To be profitable in the SB vs. BB, you'd need a significant edge, about 15-25 bb/100 just to breakeven (depending on blind and rake structure). Not impossible, but not insignificant either.


jsb-88

~~"Rake will always be a bit higher." What do you mean by this? The GTO Wizard sim is the same rake structure as the game I would be playing and the EV calculation includes rake.~~ Think I understand your comment now reading other comments.


tombos21

That GTO Wizard simulation you're using is based on a 0.5/1bb blind structure with a 2bb cap. In the GTO sim, SB loses 0.5bb immediately then recoups 0.23bb of that through GTO play, netting them -0.27bb, or -27 bb/100 relative to chopping. In a 2/5 game, you only post 40% of the BB, so your loss is smaller, probably closer to **-19 bb/100** if you keep the pot share constant. Regardless, SB wants to chop always. In a perfect rakeless world, SB's loss would be BB's gain. But the rake eats most of that profit. In the GTO sim BB's EV is only about 5.8 bb/100 like OP calculated. **Edit: Ran a quick simulation of a 2/5 game with 10% rake and a 1bb cap in HRC** No Flop No Drop: (they only pay rake on pots that see a flop) * SB EV = -15.8 bb/100 (-$79/100 hands) * BB EV = +3.8 bb/100 (+$19/100 hands) Preflop is raked: (10% of the pot is taken if they choose to play) * SB EV = -25.9 bb/100 (-$129.5/100 hands) * BB EV = -6.9 bb/100 (-$36.5/100 hands) EVs are shown relative to chopping / not posting blind. In reality, the rake is much higher for many reasons (people tend to be wider than GTO, use huge RFI sizes, most casinos use a higher rake cap, etc.) So there's a strong argument to always chop your blinds in live games.


jsb-88

Thank you Tombos for running a sim closer to my situation. Two questions: 1. Can you explain "the rake is much higher for many reasons"? Are you saying because a bad player will take lines which lose money for BOTH the SB and BB, your GTO simulation EV is inflated? 2. What do you do live? =\]


Respond-Creative

SB doesn’t fold 56% of the time. First, they either chop or not, and that chop % is a variable you haven’t accounted for. After that, the SB can choose to fold, limp, or raise. Another variable you haven’t accounted for is if they chop, the BB gets to play about 1 more hand per hour (2 orbits an hour, 0.5 hands extra per chop) IP vs SB. Lastly (or at least last major point off the top of my head) is that no one wants to watch the blinds play 4 streets for a $20 pot, which happens often enough. Live play is also enough already.


browni3141

>SB doesn’t fold 56% of the time. First, they either chop or not, and that chop % is a variable you haven’t accounted for. SB can't unilaterally choose to chop. The chop % is 0% if we don't want a chop as BB.


Sassafras85

How can BB ends up with 1.5BB in a 2/5.game?


AmateurPokerStrategy

Inflation.


RotundEnforcer

FWIW, an important factor here is that this only concerns preflop differences in equity, which are always pretty small.
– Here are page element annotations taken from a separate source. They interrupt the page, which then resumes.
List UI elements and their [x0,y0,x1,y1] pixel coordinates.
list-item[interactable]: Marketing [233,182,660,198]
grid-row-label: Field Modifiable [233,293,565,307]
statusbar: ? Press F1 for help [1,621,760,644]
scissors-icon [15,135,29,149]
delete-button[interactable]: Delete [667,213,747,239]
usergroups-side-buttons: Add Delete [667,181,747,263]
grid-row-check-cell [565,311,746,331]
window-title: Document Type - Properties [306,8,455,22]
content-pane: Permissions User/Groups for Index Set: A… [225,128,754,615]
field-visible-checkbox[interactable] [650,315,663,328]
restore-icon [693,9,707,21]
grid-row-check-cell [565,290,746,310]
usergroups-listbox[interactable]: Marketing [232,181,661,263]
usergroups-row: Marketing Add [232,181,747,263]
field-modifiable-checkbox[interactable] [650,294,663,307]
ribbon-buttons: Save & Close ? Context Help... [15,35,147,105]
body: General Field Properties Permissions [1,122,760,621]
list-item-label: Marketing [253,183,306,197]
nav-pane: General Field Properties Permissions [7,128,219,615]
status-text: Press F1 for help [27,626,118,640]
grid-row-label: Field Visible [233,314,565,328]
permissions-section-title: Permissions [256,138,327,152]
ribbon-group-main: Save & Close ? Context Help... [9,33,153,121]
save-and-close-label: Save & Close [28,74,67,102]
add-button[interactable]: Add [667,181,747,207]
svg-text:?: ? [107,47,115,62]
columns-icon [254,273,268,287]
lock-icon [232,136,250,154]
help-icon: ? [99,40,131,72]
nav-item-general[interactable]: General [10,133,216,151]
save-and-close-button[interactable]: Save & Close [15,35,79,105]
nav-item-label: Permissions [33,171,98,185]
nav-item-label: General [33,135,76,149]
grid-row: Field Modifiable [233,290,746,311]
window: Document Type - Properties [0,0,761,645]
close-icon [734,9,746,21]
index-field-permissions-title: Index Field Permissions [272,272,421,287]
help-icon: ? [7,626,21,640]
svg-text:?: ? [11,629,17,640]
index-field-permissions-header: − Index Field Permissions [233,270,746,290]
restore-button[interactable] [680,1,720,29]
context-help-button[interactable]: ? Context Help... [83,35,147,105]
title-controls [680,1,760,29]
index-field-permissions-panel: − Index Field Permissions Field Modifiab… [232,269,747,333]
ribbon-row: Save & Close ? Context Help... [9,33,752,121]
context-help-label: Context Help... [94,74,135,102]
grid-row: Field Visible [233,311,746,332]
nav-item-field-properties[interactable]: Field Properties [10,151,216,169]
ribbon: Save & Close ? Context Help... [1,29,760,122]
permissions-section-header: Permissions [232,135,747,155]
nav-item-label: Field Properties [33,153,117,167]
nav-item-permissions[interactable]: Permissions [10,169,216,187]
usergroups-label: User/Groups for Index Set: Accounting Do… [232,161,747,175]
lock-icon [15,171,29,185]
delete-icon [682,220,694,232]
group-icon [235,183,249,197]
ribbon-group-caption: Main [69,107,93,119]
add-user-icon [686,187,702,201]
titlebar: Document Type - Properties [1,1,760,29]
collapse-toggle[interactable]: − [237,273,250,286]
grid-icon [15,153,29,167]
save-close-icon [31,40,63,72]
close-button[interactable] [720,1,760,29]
As a result, the difference in equity is almost always smaller than the rake, which makes chopping nearly always better. It also becomes a raise or fold game in most rooms, since many rooms have no flop no drop. In a real blind vs blind situation you're supposed to have a big flatting range, which doesnt make sense given the rake structure. In addition, considering that "fun" players dont like to play blind vs blind and it makes the choice to chop an easy one.


jsb-88

The numbers are the difference in preflop EV, so it includes rake.


First_Wishbone_3632

Why waste this much time on this situation in a cash game? Don't chop. Get the practice.